The couple, both intelligent professional people aged in their 30s, had built up a pool of assets worth £321,159 during their four-year marriage. After the separated, they had engaged in lengthy and bitter proceedings in respect of the division of that pot and the future care of their three-year-old daughter. Between them, they had spent £234,000 on legal costs.
In splitting the assets between them, a divorce judge awarded £207,830 to the husband and £113,329 to the wife. The judge found, amongst other things, that the wife had transferred £94,500 to her father during the final stages of the marital breakdown as a ‘subterfuge’ designed to reduce her husband’s entitlement. The husband was also ordered to pay the wife £700 in monthly maintenance for two years, following which there would be a clean break.

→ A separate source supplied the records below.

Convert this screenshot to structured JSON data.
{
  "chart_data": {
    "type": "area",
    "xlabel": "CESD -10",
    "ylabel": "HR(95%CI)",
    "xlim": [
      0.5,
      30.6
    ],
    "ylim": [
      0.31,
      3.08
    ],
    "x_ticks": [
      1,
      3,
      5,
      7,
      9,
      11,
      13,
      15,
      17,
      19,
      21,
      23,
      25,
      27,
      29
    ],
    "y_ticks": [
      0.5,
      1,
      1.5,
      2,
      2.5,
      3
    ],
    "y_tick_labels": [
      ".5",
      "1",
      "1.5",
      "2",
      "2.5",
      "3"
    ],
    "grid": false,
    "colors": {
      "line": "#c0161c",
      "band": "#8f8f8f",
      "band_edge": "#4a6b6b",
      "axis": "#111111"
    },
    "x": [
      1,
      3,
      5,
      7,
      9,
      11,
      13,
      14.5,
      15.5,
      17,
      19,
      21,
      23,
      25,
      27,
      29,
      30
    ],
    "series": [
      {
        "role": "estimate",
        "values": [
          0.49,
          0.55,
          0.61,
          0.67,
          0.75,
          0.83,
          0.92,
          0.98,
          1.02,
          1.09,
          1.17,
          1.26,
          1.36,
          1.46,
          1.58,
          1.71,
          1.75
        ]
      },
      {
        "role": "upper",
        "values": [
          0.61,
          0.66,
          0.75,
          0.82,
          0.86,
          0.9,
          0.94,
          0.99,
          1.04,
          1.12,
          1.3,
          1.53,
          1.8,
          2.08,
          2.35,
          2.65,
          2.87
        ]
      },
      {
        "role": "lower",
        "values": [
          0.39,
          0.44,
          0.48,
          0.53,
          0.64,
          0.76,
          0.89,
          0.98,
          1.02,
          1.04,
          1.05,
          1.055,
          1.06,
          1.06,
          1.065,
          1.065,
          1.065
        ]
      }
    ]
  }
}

Challenging the judge’s decision, the wife’s lawyers argued, amongst other things, that she had been left with too small a sum in order to buy a suitable home for herself and her child. Given her role as the little girl’s primary carer, her future earning capacity was also said to have been over-estimated.
In dismissing the wife’s appeal, however, the Court noted that her ‘valuable and marketable qualification’ as an actuary gave her hope of high earnings in the future. The Court could detect no legal flaw in the judge’s assessment and lamented the parties’ resort to costly litigation in a relatively simple case where agreement could have been expected.